Lectura Práctica para idiotas

poema de GlaemParls

Hace unos meses me regalaron el Manual del Sexo oral
sin previa complicidad, en un performance
bastante parecido a los cristianos que
reparten tratados condenando al fuego eterno…

900 páginas ilustradas de verdaderos
ejercicios para convertir lengua y labios
en figuras importantes de la gimnasia olímpica…

¡El libro rápidamente me cautivo por completo, tanto así, que en dos semanas lo ley tres veces! Lo único que me faltaba era la parte practica, que en este caso, para
un hombre de 37 años, sin novia, sin empleo, sin dinero y sin amigas secretas,
todo se dificulta a su máxima expresión.

Desesperado por poner en marcha lo aprendido, le comente la situación a varios intelectuales, artistas, poetas, músicos, pero todos terminaron burlándose o cabizbajos ante lo miserable y aburrida que se había convertido mi vida.

Se me ocurrió pedirle el favor a mi vecina, pero rápidamente recordé que su marido vivía públicamente rascándose las bolsas y oliéndose los dedos como quien anda buscando la quinta esencia del prurito.

¡Finalmente encontré en Google la salvación!
¡veganismosexual.com!

Cliqueando en ese universo, quede asombrado por el artículo titulado: como hacerle el sexo oral a una tayota sin lastimar la lengua.

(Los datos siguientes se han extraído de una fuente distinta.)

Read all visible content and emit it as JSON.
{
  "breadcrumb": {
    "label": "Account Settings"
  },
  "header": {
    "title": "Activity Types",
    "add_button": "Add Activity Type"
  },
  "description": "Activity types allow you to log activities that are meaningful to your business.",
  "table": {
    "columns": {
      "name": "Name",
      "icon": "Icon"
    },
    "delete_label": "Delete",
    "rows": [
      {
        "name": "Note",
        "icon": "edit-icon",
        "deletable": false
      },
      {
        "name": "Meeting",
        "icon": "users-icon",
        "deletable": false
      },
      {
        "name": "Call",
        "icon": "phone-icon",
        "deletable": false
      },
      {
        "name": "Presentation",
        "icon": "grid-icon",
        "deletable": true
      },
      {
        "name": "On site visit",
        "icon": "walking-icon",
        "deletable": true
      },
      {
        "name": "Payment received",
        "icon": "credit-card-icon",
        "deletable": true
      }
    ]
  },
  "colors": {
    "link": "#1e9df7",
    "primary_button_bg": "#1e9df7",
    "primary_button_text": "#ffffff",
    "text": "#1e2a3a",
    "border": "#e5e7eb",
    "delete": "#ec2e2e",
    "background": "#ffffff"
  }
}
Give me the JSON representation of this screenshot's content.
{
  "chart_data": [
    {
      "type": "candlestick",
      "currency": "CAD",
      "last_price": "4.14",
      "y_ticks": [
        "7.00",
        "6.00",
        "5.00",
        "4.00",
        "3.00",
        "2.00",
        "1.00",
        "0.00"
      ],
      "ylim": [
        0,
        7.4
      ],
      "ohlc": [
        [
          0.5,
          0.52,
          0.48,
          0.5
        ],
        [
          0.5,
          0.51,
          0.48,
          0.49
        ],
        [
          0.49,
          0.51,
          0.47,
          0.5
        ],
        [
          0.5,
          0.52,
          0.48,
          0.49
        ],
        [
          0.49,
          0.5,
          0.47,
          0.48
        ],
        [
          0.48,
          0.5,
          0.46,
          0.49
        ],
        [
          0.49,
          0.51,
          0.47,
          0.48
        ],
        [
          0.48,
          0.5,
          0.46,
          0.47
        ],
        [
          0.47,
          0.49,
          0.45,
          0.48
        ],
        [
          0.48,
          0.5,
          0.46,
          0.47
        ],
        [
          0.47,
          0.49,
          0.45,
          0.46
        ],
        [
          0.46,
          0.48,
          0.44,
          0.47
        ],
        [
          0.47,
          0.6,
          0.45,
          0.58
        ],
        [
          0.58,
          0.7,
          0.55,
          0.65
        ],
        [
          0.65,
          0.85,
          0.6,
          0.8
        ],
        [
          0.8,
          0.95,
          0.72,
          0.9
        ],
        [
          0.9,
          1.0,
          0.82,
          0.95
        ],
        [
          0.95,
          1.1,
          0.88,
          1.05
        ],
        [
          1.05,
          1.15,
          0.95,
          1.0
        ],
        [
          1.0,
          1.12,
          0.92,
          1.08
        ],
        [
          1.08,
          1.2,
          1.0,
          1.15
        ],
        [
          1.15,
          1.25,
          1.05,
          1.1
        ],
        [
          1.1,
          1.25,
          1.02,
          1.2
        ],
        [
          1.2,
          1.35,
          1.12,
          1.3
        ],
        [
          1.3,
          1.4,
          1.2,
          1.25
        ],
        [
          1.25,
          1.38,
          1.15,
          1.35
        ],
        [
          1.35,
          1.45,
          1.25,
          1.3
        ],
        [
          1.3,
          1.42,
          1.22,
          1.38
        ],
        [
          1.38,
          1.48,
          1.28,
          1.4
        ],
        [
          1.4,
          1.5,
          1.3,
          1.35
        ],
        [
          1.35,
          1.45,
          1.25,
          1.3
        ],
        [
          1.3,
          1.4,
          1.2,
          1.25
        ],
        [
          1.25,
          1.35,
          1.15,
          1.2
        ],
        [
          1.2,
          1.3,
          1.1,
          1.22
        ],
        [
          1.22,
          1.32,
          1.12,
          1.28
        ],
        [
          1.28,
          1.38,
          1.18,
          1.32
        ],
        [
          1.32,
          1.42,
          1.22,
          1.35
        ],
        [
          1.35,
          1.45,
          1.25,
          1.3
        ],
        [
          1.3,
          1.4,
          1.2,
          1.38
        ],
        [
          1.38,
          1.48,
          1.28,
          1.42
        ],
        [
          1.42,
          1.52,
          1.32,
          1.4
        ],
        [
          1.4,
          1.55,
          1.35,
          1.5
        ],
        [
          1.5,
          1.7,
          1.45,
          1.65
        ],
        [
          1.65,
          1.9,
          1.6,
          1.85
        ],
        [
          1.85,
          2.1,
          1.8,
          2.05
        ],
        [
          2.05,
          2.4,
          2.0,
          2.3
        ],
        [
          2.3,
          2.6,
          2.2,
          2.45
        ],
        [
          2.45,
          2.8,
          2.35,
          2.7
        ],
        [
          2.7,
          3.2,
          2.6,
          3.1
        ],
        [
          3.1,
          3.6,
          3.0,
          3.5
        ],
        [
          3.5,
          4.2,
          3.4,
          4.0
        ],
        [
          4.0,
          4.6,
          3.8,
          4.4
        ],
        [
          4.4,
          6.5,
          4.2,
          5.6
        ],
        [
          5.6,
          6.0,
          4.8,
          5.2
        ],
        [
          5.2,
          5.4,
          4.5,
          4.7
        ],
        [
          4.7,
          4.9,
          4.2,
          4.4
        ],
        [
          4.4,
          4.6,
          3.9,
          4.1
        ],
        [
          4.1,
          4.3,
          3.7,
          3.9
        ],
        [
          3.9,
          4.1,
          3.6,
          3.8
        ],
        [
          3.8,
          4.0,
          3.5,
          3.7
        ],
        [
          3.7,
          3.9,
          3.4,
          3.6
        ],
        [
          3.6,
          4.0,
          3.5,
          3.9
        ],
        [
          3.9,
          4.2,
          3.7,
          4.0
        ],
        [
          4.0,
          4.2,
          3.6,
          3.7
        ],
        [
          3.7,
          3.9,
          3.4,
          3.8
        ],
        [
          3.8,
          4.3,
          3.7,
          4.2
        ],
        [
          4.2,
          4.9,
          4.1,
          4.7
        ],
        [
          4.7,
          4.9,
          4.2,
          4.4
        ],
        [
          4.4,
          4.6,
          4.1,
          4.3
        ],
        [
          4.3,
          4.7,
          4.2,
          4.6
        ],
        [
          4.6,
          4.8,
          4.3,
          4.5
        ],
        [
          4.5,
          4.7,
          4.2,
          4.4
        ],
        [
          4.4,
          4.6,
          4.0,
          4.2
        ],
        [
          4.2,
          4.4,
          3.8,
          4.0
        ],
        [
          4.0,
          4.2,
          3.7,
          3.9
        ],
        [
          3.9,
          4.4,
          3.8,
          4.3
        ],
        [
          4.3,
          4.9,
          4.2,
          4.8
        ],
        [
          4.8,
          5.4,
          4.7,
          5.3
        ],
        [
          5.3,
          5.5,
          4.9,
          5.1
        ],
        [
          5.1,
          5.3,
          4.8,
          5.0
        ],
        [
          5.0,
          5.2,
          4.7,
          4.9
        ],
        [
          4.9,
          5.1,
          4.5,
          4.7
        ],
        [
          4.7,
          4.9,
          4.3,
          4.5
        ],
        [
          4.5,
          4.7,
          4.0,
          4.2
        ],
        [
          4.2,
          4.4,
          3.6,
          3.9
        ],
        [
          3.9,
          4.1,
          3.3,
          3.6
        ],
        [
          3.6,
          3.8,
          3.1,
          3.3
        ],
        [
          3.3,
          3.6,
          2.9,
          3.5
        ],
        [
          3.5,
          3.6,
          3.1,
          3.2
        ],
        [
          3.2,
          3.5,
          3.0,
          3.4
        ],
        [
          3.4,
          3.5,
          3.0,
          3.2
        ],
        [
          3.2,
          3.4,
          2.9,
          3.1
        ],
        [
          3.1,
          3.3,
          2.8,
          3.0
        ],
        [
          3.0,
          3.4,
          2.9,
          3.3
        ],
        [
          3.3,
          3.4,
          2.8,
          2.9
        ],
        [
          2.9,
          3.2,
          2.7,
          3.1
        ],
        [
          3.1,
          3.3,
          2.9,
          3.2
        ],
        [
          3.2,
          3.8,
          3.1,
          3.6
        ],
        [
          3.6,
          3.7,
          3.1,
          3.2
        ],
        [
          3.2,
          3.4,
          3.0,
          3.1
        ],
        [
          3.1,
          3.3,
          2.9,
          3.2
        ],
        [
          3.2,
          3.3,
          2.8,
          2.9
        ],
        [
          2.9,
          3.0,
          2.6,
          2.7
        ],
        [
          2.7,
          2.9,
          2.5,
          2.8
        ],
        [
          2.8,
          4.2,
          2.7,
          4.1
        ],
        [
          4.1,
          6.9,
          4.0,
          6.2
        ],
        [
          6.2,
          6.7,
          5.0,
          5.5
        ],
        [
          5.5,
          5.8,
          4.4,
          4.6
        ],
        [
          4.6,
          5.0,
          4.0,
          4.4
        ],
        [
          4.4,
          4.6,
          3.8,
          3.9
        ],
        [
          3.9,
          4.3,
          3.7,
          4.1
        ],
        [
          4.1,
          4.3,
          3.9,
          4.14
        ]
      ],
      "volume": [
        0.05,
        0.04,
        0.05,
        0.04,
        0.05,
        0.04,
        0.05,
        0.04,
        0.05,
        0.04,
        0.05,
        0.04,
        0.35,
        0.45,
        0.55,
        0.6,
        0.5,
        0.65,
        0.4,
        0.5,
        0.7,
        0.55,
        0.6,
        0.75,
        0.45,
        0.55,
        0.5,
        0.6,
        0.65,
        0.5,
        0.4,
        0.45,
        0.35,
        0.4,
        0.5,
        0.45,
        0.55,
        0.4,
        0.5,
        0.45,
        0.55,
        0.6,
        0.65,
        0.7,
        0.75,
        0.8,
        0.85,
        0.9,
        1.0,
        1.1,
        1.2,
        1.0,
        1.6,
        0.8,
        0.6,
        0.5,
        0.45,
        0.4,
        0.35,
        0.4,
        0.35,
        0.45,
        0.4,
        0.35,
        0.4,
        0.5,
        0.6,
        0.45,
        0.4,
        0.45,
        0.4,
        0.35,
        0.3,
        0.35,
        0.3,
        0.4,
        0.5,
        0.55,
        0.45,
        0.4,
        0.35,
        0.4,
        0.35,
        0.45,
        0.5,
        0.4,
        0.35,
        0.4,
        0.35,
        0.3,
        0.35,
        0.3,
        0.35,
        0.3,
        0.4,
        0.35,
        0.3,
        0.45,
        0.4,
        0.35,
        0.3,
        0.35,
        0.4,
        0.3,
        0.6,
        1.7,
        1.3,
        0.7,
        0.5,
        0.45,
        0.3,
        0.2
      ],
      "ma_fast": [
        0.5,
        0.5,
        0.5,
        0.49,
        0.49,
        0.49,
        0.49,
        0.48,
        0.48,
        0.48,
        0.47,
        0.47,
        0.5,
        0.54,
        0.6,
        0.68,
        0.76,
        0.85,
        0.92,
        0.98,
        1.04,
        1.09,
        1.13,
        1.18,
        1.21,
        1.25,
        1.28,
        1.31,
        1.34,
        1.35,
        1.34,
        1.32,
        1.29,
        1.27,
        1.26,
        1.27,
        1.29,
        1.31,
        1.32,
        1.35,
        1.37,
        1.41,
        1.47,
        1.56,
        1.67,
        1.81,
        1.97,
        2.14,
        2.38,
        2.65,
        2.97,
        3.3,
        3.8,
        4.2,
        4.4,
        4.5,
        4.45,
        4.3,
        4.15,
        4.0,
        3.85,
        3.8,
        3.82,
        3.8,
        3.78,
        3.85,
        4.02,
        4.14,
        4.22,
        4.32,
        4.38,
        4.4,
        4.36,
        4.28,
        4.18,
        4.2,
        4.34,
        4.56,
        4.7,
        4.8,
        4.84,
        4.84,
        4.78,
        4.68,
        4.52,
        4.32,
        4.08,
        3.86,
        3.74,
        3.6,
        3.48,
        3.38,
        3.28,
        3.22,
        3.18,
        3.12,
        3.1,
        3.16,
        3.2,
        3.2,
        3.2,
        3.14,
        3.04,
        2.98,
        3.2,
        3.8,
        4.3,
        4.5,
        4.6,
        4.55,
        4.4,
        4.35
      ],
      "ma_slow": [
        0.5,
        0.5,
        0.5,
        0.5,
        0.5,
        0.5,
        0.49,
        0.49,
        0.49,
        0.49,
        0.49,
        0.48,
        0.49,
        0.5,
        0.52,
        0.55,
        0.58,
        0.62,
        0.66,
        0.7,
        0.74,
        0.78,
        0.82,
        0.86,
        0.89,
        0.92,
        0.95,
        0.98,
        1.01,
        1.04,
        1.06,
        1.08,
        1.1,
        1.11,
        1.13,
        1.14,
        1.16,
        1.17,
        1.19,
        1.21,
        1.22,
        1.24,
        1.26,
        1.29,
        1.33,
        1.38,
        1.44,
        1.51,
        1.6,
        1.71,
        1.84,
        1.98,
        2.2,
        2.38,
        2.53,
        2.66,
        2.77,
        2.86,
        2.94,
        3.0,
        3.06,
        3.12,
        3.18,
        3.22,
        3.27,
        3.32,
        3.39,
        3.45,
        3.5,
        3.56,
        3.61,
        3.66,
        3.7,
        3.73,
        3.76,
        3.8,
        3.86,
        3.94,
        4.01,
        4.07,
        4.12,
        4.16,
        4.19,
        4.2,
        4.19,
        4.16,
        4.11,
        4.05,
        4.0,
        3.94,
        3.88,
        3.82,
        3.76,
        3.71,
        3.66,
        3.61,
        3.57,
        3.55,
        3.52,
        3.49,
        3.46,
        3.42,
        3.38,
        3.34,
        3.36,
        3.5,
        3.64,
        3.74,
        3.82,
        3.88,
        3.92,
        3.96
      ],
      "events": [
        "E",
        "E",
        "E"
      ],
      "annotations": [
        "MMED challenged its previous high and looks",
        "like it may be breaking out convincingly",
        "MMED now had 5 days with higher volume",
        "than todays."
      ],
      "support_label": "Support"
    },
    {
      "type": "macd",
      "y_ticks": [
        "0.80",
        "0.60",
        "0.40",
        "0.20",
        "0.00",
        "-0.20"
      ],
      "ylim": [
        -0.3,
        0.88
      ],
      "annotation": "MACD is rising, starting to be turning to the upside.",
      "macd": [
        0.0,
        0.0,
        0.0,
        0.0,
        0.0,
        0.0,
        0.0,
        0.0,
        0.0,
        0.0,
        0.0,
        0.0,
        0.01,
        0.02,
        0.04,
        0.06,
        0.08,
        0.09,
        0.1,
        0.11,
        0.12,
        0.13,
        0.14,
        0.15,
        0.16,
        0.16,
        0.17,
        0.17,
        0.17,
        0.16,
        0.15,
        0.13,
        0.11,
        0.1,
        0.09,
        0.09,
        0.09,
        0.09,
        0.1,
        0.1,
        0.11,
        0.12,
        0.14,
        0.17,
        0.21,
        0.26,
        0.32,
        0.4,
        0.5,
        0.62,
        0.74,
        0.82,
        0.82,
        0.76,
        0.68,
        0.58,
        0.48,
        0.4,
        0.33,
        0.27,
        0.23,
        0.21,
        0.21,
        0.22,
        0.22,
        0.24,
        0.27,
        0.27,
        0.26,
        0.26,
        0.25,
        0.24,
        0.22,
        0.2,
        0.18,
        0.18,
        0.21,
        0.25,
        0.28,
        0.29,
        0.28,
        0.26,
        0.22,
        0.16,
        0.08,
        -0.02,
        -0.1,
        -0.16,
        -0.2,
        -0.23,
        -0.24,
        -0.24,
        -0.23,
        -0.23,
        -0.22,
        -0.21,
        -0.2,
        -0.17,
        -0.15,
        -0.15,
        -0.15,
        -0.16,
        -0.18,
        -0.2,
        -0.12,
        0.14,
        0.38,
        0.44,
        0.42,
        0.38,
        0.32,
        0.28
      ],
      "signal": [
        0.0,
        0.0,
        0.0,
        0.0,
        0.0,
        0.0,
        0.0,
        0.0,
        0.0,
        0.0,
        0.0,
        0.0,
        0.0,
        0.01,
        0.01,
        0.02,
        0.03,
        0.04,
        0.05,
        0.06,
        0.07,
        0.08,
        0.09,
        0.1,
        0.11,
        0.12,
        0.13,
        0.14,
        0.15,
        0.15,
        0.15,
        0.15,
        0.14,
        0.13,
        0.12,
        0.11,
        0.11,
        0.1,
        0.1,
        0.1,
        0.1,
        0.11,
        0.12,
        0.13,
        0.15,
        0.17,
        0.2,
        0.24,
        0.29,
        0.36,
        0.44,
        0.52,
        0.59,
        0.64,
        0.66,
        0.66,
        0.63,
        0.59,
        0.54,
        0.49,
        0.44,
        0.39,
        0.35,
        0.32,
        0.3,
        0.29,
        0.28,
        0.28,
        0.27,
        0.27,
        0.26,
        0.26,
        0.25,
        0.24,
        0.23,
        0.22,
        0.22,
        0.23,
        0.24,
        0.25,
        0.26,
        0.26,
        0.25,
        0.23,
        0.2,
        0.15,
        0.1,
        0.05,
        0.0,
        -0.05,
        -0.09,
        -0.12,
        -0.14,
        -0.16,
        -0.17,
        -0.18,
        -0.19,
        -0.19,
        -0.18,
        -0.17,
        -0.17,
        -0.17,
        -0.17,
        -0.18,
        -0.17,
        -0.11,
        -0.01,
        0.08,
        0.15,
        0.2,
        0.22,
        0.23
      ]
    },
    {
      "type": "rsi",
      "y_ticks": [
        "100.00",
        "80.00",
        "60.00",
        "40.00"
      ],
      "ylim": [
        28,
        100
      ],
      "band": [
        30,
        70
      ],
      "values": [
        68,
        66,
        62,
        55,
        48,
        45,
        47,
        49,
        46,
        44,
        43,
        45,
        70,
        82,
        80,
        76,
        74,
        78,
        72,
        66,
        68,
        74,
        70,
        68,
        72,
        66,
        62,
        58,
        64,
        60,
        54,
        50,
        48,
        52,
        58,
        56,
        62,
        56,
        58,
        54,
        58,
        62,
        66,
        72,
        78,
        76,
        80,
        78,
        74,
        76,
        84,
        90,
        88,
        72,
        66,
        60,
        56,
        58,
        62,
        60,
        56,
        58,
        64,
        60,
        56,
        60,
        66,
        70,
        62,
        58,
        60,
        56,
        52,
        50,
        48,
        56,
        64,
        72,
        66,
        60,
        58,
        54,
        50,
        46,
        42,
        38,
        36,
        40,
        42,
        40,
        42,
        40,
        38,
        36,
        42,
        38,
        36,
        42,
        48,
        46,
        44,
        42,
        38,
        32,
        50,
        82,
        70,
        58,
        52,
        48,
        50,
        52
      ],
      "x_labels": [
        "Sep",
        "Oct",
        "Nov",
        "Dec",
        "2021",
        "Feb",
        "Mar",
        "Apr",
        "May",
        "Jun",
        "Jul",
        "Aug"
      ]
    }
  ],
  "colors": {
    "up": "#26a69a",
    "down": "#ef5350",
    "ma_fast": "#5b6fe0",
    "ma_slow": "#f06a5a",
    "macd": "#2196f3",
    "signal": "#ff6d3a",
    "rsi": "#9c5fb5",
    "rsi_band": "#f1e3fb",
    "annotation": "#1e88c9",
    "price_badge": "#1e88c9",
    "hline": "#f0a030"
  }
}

Al terminar de leer tan brava manifestación del saber, fue imposible no pensar en melón, mango, melocotón, sandia, papaya: En fin, tenía toda la selva amazónica dando vueltas y vueltas en mi cabeza

Inicie las rutinas con tayota, -primero cruda, después hervida- fui agregando poco a poco nuevas frutas y vegetales: ¡Me pasaba horas tras horas comiendo, día tras día practicando!

Cuando me canse de todo ese silencio fantasioso, tire por la ventana el maldito manual del sexo oral y decidí buscar ayuda sicológica, fue entonces cuando llegue a la consulta de la terapeuta Virginia Johnson quien me inspiro a escribir este texto.